Virginia does not follow the “foreseeability” test and still requires a physician-patient relationship to exist before a physician can have a duty to a patient and be potentially liable in a malpractice action. “A physician’s duty arises only upon the creation of a physician-patient relationship; that relationship springs from a consensual transaction, a contract, express or implied, general or special.” Lyons v. Grether, 218 Va. 630, 643 (1977). The decision as to whether a physician patient relationship exists “is a question of fact, turning upon a determination whether the patient entrusted his treatment to the physician and the physician accepted the case.” Id. at 633.

Even though Virginia law requires the physician-patient relationship, application of the facts of the Minnesota case would likely lead a Virginia court to conclude a physician-patient relationship existed.  As precedent, in the Virginia case of Prosise v. Foster, 544 S.E.2d 331 (2001) the plaintiff sued an attending ED physician, Dr.
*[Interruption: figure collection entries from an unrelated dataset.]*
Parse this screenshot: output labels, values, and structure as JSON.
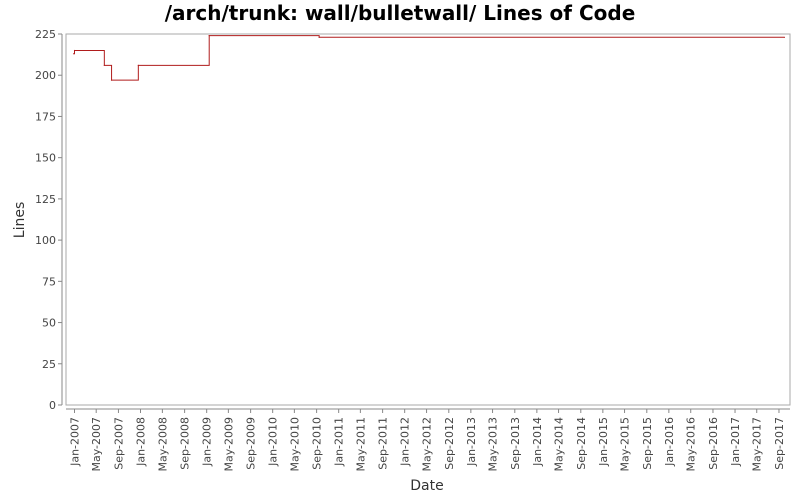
{
  "chart_data": {
    "type": "line",
    "title": "/arch/trunk: wall/bulletwall/ Lines of Code",
    "xlabel": "Date",
    "ylabel": "Lines",
    "ylim": [
      0,
      225
    ],
    "yticks": [
      0,
      25,
      50,
      75,
      100,
      125,
      150,
      175,
      200,
      225
    ],
    "xlim": [
      "2006-11-15",
      "2017-11-01"
    ],
    "xticks": [
      {
        "date": "2007-01-01",
        "label": "Jan-2007"
      },
      {
        "date": "2007-05-01",
        "label": "May-2007"
      },
      {
        "date": "2007-09-01",
        "label": "Sep-2007"
      },
      {
        "date": "2008-01-01",
        "label": "Jan-2008"
      },
      {
        "date": "2008-05-01",
        "label": "May-2008"
      },
      {
        "date": "2008-09-01",
        "label": "Sep-2008"
      },
      {
        "date": "2009-01-01",
        "label": "Jan-2009"
      },
      {
        "date": "2009-05-01",
        "label": "May-2009"
      },
      {
        "date": "2009-09-01",
        "label": "Sep-2009"
      },
      {
        "date": "2010-01-01",
        "label": "Jan-2010"
      },
      {
        "date": "2010-05-01",
        "label": "May-2010"
      },
      {
        "date": "2010-09-01",
        "label": "Sep-2010"
      },
      {
        "date": "2011-01-01",
        "label": "Jan-2011"
      },
      {
        "date": "2011-05-01",
        "label": "May-2011"
      },
      {
        "date": "2011-09-01",
        "label": "Sep-2011"
      },
      {
        "date": "2012-01-01",
        "label": "Jan-2012"
      },
      {
        "date": "2012-05-01",
        "label": "May-2012"
      },
      {
        "date": "2012-09-01",
        "label": "Sep-2012"
      },
      {
        "date": "2013-01-01",
        "label": "Jan-2013"
      },
      {
        "date": "2013-05-01",
        "label": "May-2013"
      },
      {
        "date": "2013-09-01",
        "label": "Sep-2013"
      },
      {
        "date": "2014-01-01",
        "label": "Jan-2014"
      },
      {
        "date": "2014-05-01",
        "label": "May-2014"
      },
      {
        "date": "2014-09-01",
        "label": "Sep-2014"
      },
      {
        "date": "2015-01-01",
        "label": "Jan-2015"
      },
      {
        "date": "2015-05-01",
        "label": "May-2015"
      },
      {
        "date": "2015-09-01",
        "label": "Sep-2015"
      },
      {
        "date": "2016-01-01",
        "label": "Jan-2016"
      },
      {
        "date": "2016-05-01",
        "label": "May-2016"
      },
      {
        "date": "2016-09-01",
        "label": "Sep-2016"
      },
      {
        "date": "2017-01-01",
        "label": "Jan-2017"
      },
      {
        "date": "2017-05-01",
        "label": "May-2017"
      },
      {
        "date": "2017-09-01",
        "label": "Sep-2017"
      }
    ],
    "series": [
      {
        "color": "#b01c1c",
        "step": true,
        "points": [
          {
            "x": "2006-12-28",
            "y": 213
          },
          {
            "x": "2007-01-01",
            "y": 215
          },
          {
            "x": "2007-06-15",
            "y": 206
          },
          {
            "x": "2007-07-25",
            "y": 197
          },
          {
            "x": "2007-12-20",
            "y": 206
          },
          {
            "x": "2009-01-15",
            "y": 224
          },
          {
            "x": "2010-09-15",
            "y": 223
          },
          {
            "x": "2017-10-01",
            "y": 223
          }
        ]
      }
    ],
    "grid": false,
    "legend": "none",
    "colors": {
      "line": "#b01c1c",
      "axis": "#888888",
      "text": "#333333"
    }
  }
}
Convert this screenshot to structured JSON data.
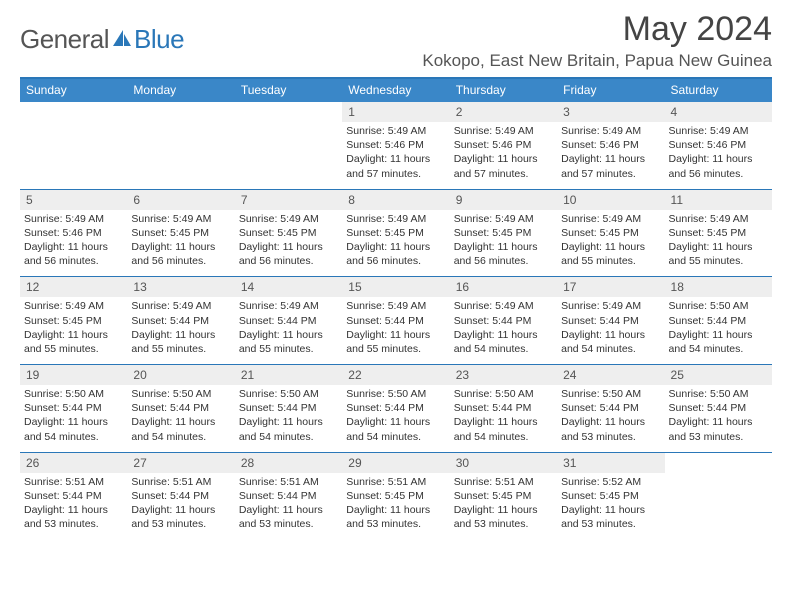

Foster, at VCU.  The patient had been seen by residents in the ED but Dr. Foster was never told about or consulted about the patient, and the patient died three days later. The lower court dismissed Dr. Foster, and the Virginia Supreme Court upheld dismissal, because there were no facts indicating that the attending physician had been involved in the care of the patient.  The court noted, “[Dr. Foster] did not treat [plaintiff], she did not participate in any treatment decisions regarding [plaintiff], and she was not consulted,” by the residents or any hospital staff.  The clear implication is that had Dr. Foster been consulted, then she may have been held to have a physician-patient relationship. In the Minnesota case the fact of the consultation was unquestioned, and although Virginia would not apply the foreseeability test, the consultation alone may be enough to create a physician-patient relationship under Virginia law.


As Virginia providers you should be comfortable knowing that in Virginia you need to have a bona fide physician-patient relationship before you have a legal duty to a patient.  However, whether such a relationship exists is a fact-specific determination and under the facts alleged in the Minnesota case, a Virginia court might find a duty to exist.  This underscores the need to document calls, emails or other consultations, formal or informal, that you receive in order to put yourself in the best position to defend any potential medical malpractice claim.